5. The Comprehensive Picture (Gandolfi 2024)

Gandolfi et al.'s 2024 review in npj Microgravity is the best single entry point to this entire field. Published open-access, it synthesizes decades of NASA, ESA, and JAXA cryogenic fluid management research into a coherent assessment of what works, what does not, and what remains open. Its reference list alone is a goldmine — the paper cites over 150 sources spanning the full range of cryogenic technologies from gauging and liquid acquisition to thermodynamic venting and active cooling.

The review confirms the assessment that emerges from our own reading: passive thermal management is well-characterized, ground-based ZBO is demonstrated, and the cryocooler scaling gap is the critical remaining challenge. It also highlights fluid management in reduced gravity — liquid acquisition, slosh dynamics, and propellant gauging — as an area where flight data remains scarce.

Three New Research Questions

This review identifies three focused questions that the existing literature defines clearly but does not answer:

  1. rq-0-47: Sunshield deployment architecture for L4/L5 — because the sunshield is the single most critical passive thermal component, and the L4/L5 radiation environment simplifies the design problem in ways that LEO-focused studies do not capture.

  2. rq-0-48: MLI long-duration performance and degradation at L4/L5 — because lab-vs-flight degradation factors of 2-4x could double cryocooler power requirements, and nobody has characterized MLI degradation over 10-15 year timescales in the L4/L5 radiation and micrometeoroid environment.

  3. rq-0-49: Cryocooler scaling from milliwatt to hundred-watt class for space ZBO — because this is the hardest technology gap in the entire propellant storage system, and the pathway from JWST-class to depot-class is undefined.

Updated Assessment

Our confidence on rq-0-30 moves from "Low-Medium" to "Medium." The physics of zero boiloff is well-characterized. The GODU-LH2 ground demonstration proves the concept at meaningful scale. L4/L5 turns out to be a thermally favorable location for cryogenic storage — arguably the best location in the inner solar system for this purpose. The ULA depot architecture provides a credible passive thermal design. And LBMLI offers a clear improvement over conventional insulation.
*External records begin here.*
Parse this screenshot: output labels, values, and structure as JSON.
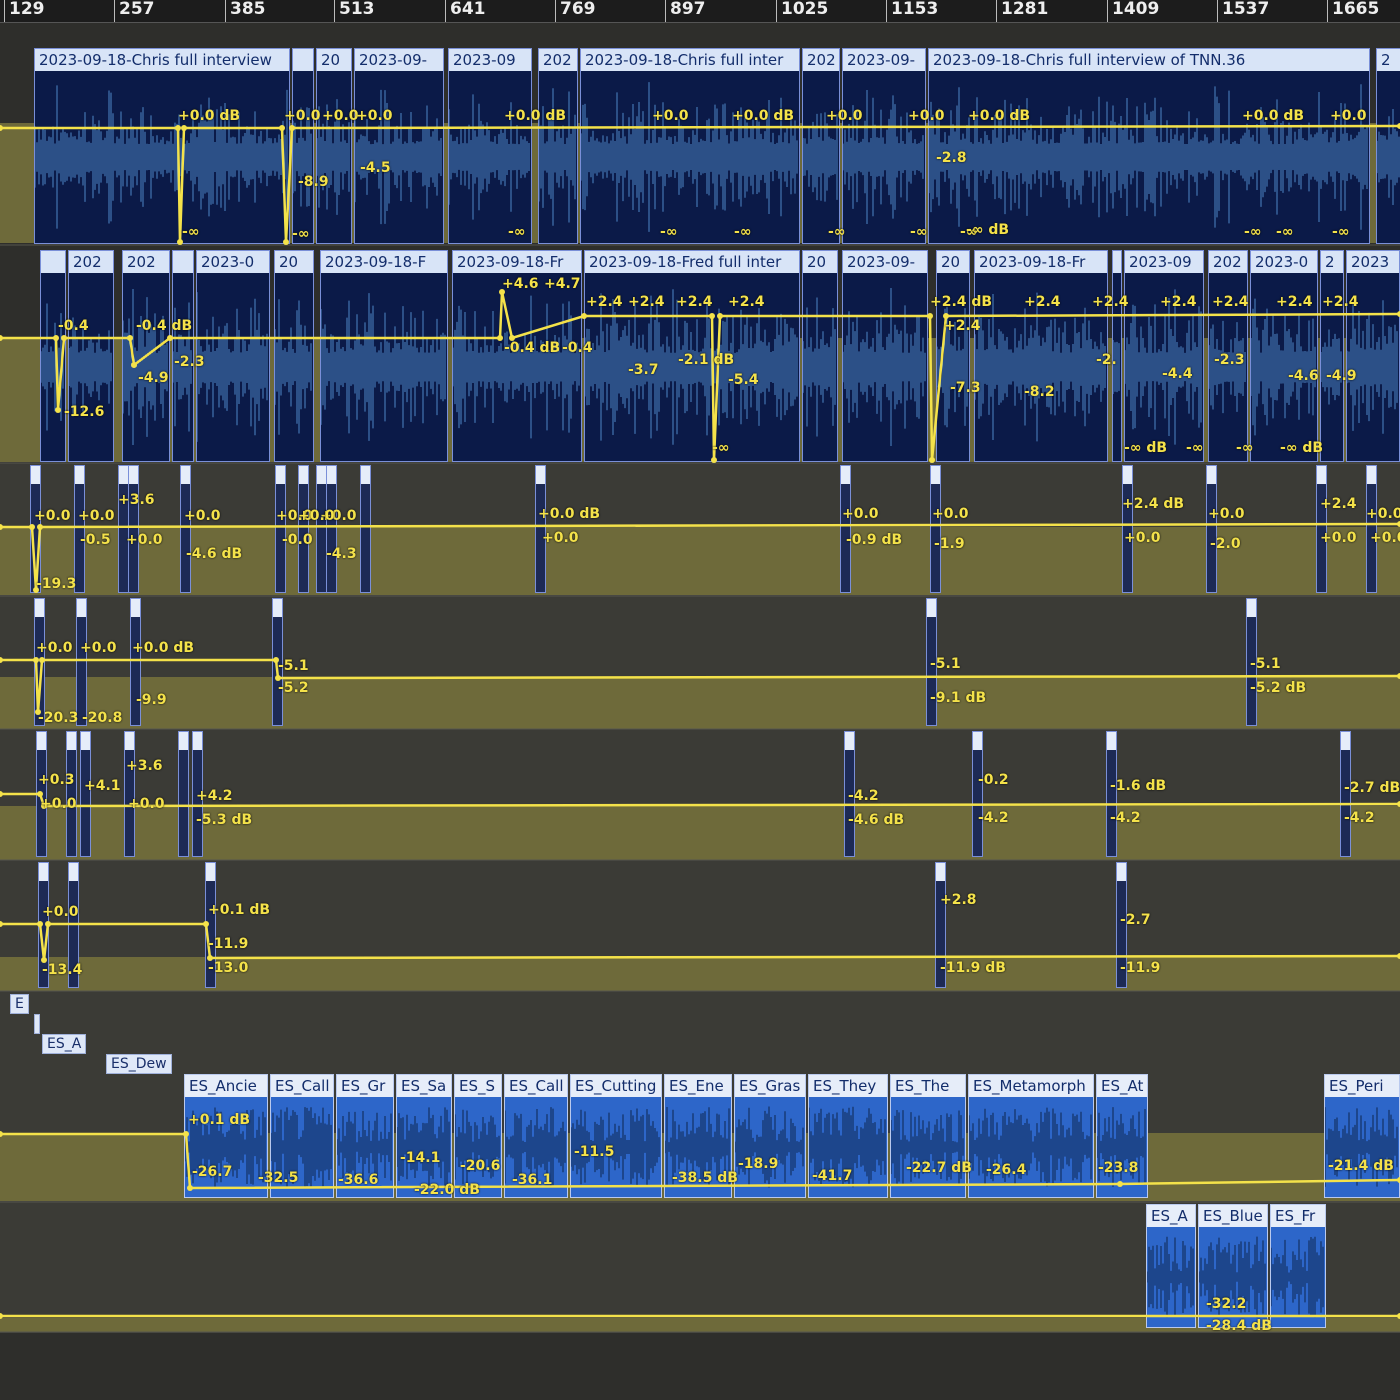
{
  "ruler": {
    "ticks": [
      "129",
      "257",
      "385",
      "513",
      "641",
      "769",
      "897",
      "1025",
      "1153",
      "1281",
      "1409",
      "1537",
      "1665"
    ]
  },
  "tracks": [
    {
      "id": "vo1",
      "regions": [
        {
          "label": "2023-09-18-Chris full interview",
          "kind": "dialog"
        },
        {
          "label": "",
          "kind": "dialog"
        },
        {
          "label": "20",
          "kind": "dialog"
        },
        {
          "label": "2023-09-",
          "kind": "dialog"
        },
        {
          "label": "2023-09",
          "kind": "dialog"
        },
        {
          "label": "202",
          "kind": "dialog"
        },
        {
          "label": "2023-09-18-Chris full inter",
          "kind": "dialog"
        },
        {
          "label": "202",
          "kind": "dialog"
        },
        {
          "label": "2023-09-",
          "kind": "dialog"
        },
        {
          "label": "2023-09-18-Chris full interview of TNN.36",
          "kind": "dialog"
        },
        {
          "label": "2",
          "kind": "dialog"
        }
      ],
      "labels": [
        "+0.0 dB",
        "+0.0",
        "+0.0",
        "+0.0",
        "-8.9",
        "-4.5",
        "+0.0 dB",
        "+0.0",
        "+0.0 dB",
        "+0.0",
        "+0.0",
        "-2.8",
        "+0.0 dB",
        "+0.0 dB",
        "+0.0",
        "-∞",
        "-∞",
        "-∞",
        "-∞",
        "-∞",
        "-∞",
        "-∞",
        "-∞",
        "-∞ dB",
        "-∞",
        "-∞",
        "-∞"
      ]
    },
    {
      "id": "vo2",
      "regions": [
        {
          "label": "",
          "kind": "dialog"
        },
        {
          "label": "202",
          "kind": "dialog"
        },
        {
          "label": "202",
          "kind": "dialog"
        },
        {
          "label": "",
          "kind": "dialog"
        },
        {
          "label": "2023-0",
          "kind": "dialog"
        },
        {
          "label": "20",
          "kind": "dialog"
        },
        {
          "label": "2023-09-18-F",
          "kind": "dialog"
        },
        {
          "label": "2023-09-18-Fr",
          "kind": "dialog"
        },
        {
          "label": "2023-09-18-Fred full inter",
          "kind": "dialog"
        },
        {
          "label": "20",
          "kind": "dialog"
        },
        {
          "label": "2023-09-",
          "kind": "dialog"
        },
        {
          "label": "20",
          "kind": "dialog"
        },
        {
          "label": "2023-09-18-Fr",
          "kind": "dialog"
        },
        {
          "label": "",
          "kind": "dialog"
        },
        {
          "label": "2023-09",
          "kind": "dialog"
        },
        {
          "label": "202",
          "kind": "dialog"
        },
        {
          "label": "2023-0",
          "kind": "dialog"
        },
        {
          "label": "2",
          "kind": "dialog"
        },
        {
          "label": "2023",
          "kind": "dialog"
        }
      ],
      "labels": [
        "-0.4",
        "-0.4 dB",
        "-12.6",
        "-4.9",
        "-2.3",
        "+4.6",
        "+4.7",
        "-0.4 dB",
        "-0.4",
        "+2.4",
        "+2.4",
        "+2.4",
        "+2.4",
        "-3.7",
        "-2.1 dB",
        "-5.4",
        "-∞",
        "+2.4 dB",
        "+2.4",
        "-7.3",
        "+2.4",
        "-8.2",
        "+2.4",
        "+2.4",
        "+2.4",
        "+2.4",
        "+2.4",
        "-2.",
        "-4.4",
        "-2.3",
        "-4.6",
        "-4.9",
        "-∞ dB",
        "-∞",
        "-∞",
        "-∞ dB"
      ]
    },
    {
      "id": "t3",
      "labels": [
        "+0.0",
        "+0.0",
        "+3.6",
        "+0.0",
        "+0.0",
        "+0.0",
        "+0.0",
        "+0.0 dB",
        "+0.0",
        "+0.0",
        "+2.4 dB",
        "+0.0",
        "+2.4",
        "+0.0",
        "-19.3",
        "-0.5",
        "+0.0",
        "-4.6 dB",
        "-0.0",
        "-4.3",
        "+0.0",
        "-0.9 dB",
        "-1.9",
        "+0.0",
        "-2.0",
        "+0.0",
        "+0.0"
      ]
    },
    {
      "id": "t4",
      "labels": [
        "+0.0",
        "+0.0",
        "+0.0 dB",
        "-5.1",
        "-5.1",
        "-5.1",
        "-9.9",
        "-5.2",
        "-9.1 dB",
        "-5.2 dB",
        "-20.3",
        "-20.8"
      ]
    },
    {
      "id": "t5",
      "labels": [
        "+0.3",
        "+0.0",
        "+4.1",
        "+3.6",
        "+0.0",
        "+4.2",
        "-5.3 dB",
        "-4.2",
        "-4.6 dB",
        "-0.2",
        "-4.2",
        "-1.6 dB",
        "-4.2",
        "-2.7 dB",
        "-4.2"
      ]
    },
    {
      "id": "t6",
      "labels": [
        "+0.0",
        "-13.4",
        "+0.1 dB",
        "-11.9",
        "-13.0",
        "+2.8",
        "-11.9 dB",
        "-2.7",
        "-11.9"
      ]
    },
    {
      "id": "sfx1",
      "tags": [
        "E",
        "ES_A",
        "ES_Dew"
      ],
      "regions": [
        {
          "label": "ES_Ancie",
          "kind": "sfx"
        },
        {
          "label": "ES_Call",
          "kind": "sfx"
        },
        {
          "label": "ES_Gr",
          "kind": "sfx"
        },
        {
          "label": "ES_Sa",
          "kind": "sfx"
        },
        {
          "label": "ES_S",
          "kind": "sfx"
        },
        {
          "label": "ES_Call",
          "kind": "sfx"
        },
        {
          "label": "ES_Cutting",
          "kind": "sfx"
        },
        {
          "label": "ES_Ene",
          "kind": "sfx"
        },
        {
          "label": "ES_Gras",
          "kind": "sfx"
        },
        {
          "label": "ES_They",
          "kind": "sfx"
        },
        {
          "label": "ES_The",
          "kind": "sfx"
        },
        {
          "label": "ES_Metamorph",
          "kind": "sfx"
        },
        {
          "label": "ES_At",
          "kind": "sfx"
        },
        {
          "label": "ES_Peri",
          "kind": "sfx"
        }
      ],
      "labels": [
        "+0.1 dB",
        "-26.7",
        "-32.5",
        "-36.6",
        "-14.1",
        "-22.0 dB",
        "-20.6",
        "-36.1",
        "-11.5",
        "-38.5 dB",
        "-18.9",
        "-41.7",
        "-22.7 dB",
        "-26.4",
        "-23.8",
        "-21.4 dB"
      ]
    },
    {
      "id": "sfx2",
      "regions": [
        {
          "label": "ES_A",
          "kind": "sfx"
        },
        {
          "label": "ES_Blue",
          "kind": "sfx"
        },
        {
          "label": "ES_Fr",
          "kind": "sfx"
        }
      ],
      "labels": [
        "-32.2",
        "-28.4 dB"
      ]
    }
  ],
  "colors": {
    "automation": "#f4e24a",
    "trackFill": "#6e6a3a",
    "dialogRegion": "#0b1a48",
    "sfxRegion": "#2d66c9",
    "header": "#d8e4f7"
  }
}
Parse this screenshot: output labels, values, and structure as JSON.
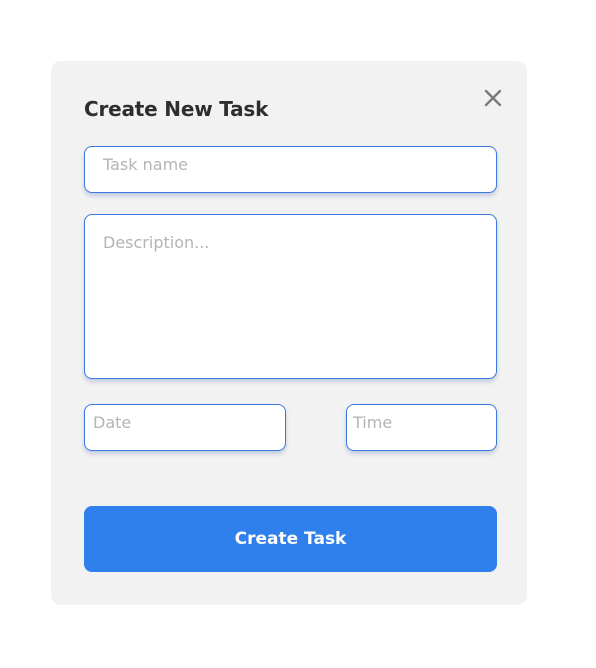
{
  "modal": {
    "title": "Create New Task",
    "close_icon": "close-icon",
    "fields": {
      "task_name": {
        "value": "",
        "placeholder": "Task name"
      },
      "description": {
        "value": "",
        "placeholder": "Description..."
      },
      "date": {
        "value": "",
        "placeholder": "Date"
      },
      "time": {
        "value": "",
        "placeholder": "Time"
      }
    },
    "submit_label": "Create Task"
  },
  "colors": {
    "modal_background": "#f2f2f2",
    "input_border": "#3b78e0",
    "primary_button": "#2f80ed",
    "title_text": "#2e2e2e",
    "placeholder_text": "#b4b4b4",
    "close_icon": "#7a7a7a"
  }
}
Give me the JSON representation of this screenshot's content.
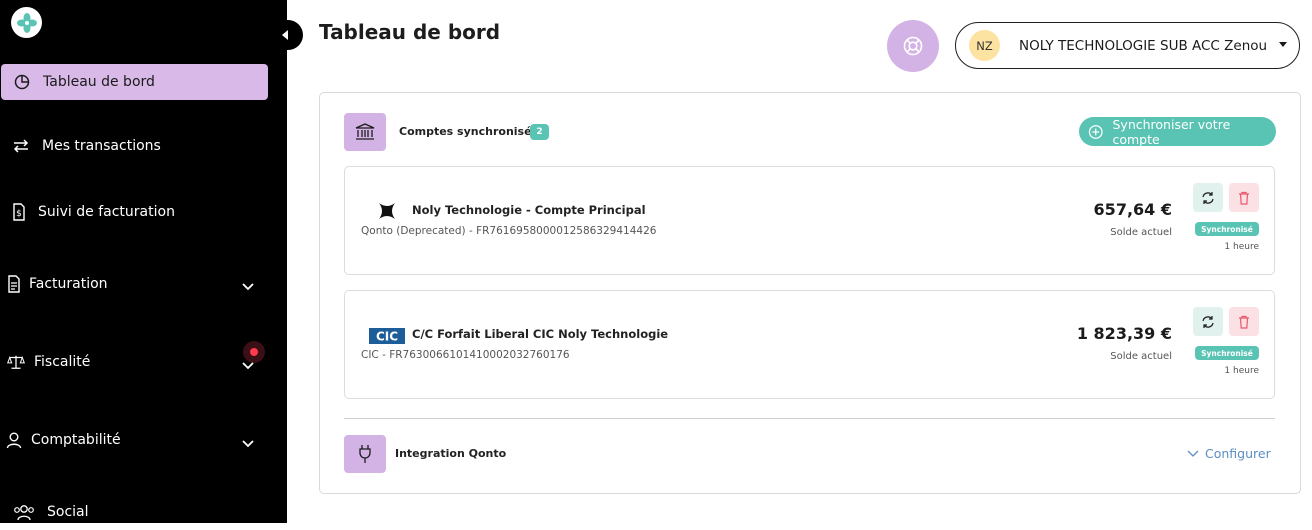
{
  "sidebar": {
    "items": [
      {
        "label": "Tableau de bord",
        "icon": "pie-chart-icon"
      },
      {
        "label": "Mes transactions",
        "icon": "arrows-exchange-icon"
      },
      {
        "label": "Suivi de facturation",
        "icon": "invoice-dollar-icon"
      },
      {
        "label": "Facturation",
        "icon": "document-icon"
      },
      {
        "label": "Fiscalité",
        "icon": "scale-icon"
      },
      {
        "label": "Comptabilité",
        "icon": "user-icon"
      },
      {
        "label": "Social",
        "icon": "users-icon"
      }
    ]
  },
  "header": {
    "title": "Tableau de bord",
    "avatar_initials": "NZ",
    "account_name": "NOLY TECHNOLOGIE SUB ACC Zenou"
  },
  "synced": {
    "label": "Comptes synchronisés",
    "count": "2",
    "sync_button": "Synchroniser votre compte",
    "accounts": [
      {
        "name": "Noly Technologie - Compte Principal",
        "iban": "Qonto (Deprecated) - FR7616958000012586329414426",
        "amount": "657,64 €",
        "amount_label": "Solde actuel",
        "status": "Synchronisé",
        "time": "1 heure"
      },
      {
        "name": "C/C Forfait Liberal CIC Noly Technologie",
        "iban": "CIC - FR7630066101410002032760176",
        "amount": "1 823,39 €",
        "amount_label": "Solde actuel",
        "status": "Synchronisé",
        "time": "1 heure",
        "logo_text": "CIC"
      }
    ]
  },
  "integration": {
    "label": "Integration Qonto",
    "configure": "Configurer"
  },
  "colors": {
    "accent_purple": "#d3b3e6",
    "teal": "#5ac4b4",
    "danger_bg": "#fbe0e4",
    "link_blue": "#5b8ec4"
  }
}
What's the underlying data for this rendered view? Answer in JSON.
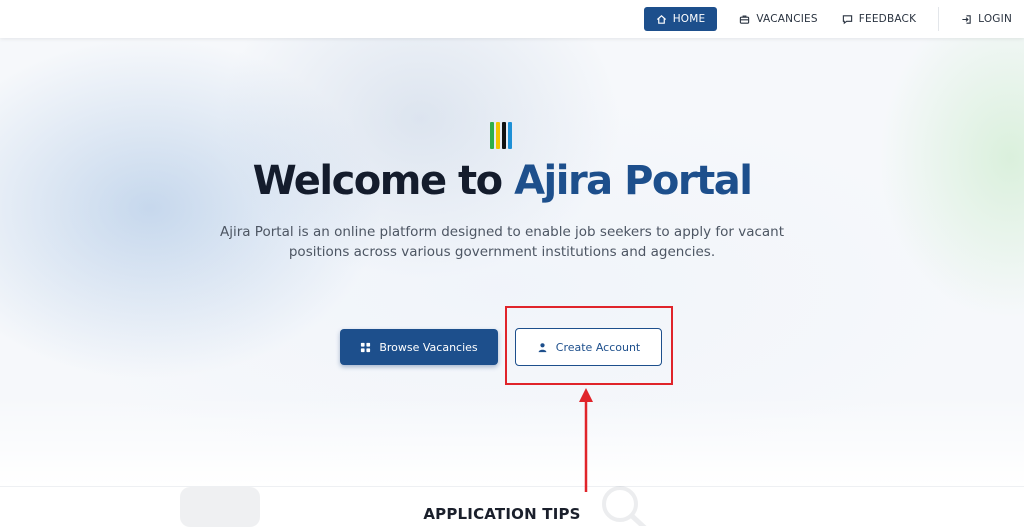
{
  "nav": {
    "items": [
      {
        "label": "HOME",
        "icon": "home-icon",
        "active": true
      },
      {
        "label": "VACANCIES",
        "icon": "briefcase-icon",
        "active": false
      },
      {
        "label": "FEEDBACK",
        "icon": "chat-icon",
        "active": false
      },
      {
        "label": "LOGIN",
        "icon": "login-icon",
        "active": false
      }
    ]
  },
  "hero": {
    "logo_colors": [
      "#2fae4a",
      "#f2c300",
      "#111111",
      "#1e90d6"
    ],
    "title_prefix": "Welcome to ",
    "title_brand": "Ajira Portal",
    "subtitle": "Ajira Portal is an online platform designed to enable job seekers to apply for vacant positions across various government institutions and agencies.",
    "browse_button": "Browse Vacancies",
    "create_button": "Create Account"
  },
  "section": {
    "tips_heading": "APPLICATION TIPS"
  },
  "colors": {
    "primary": "#1d4f8c",
    "annotation": "#e0242a"
  }
}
But the cryocooler scaling gap is real and large. Nobody has published a flight-qualified cryocooler design above single-watt capacity at 20 K. Nobody has published an L4/L5-specific thermal model at 100-tonne scale. And the MLI degradation data suggests that any system designed to laboratory insulation values will be undersized.

The full updated analysis now covers 21 papers across both arxiv and non-arxiv sources. The non-arxiv literature did exactly what we hoped: it filled the engineering gaps that the arxiv corpus could not.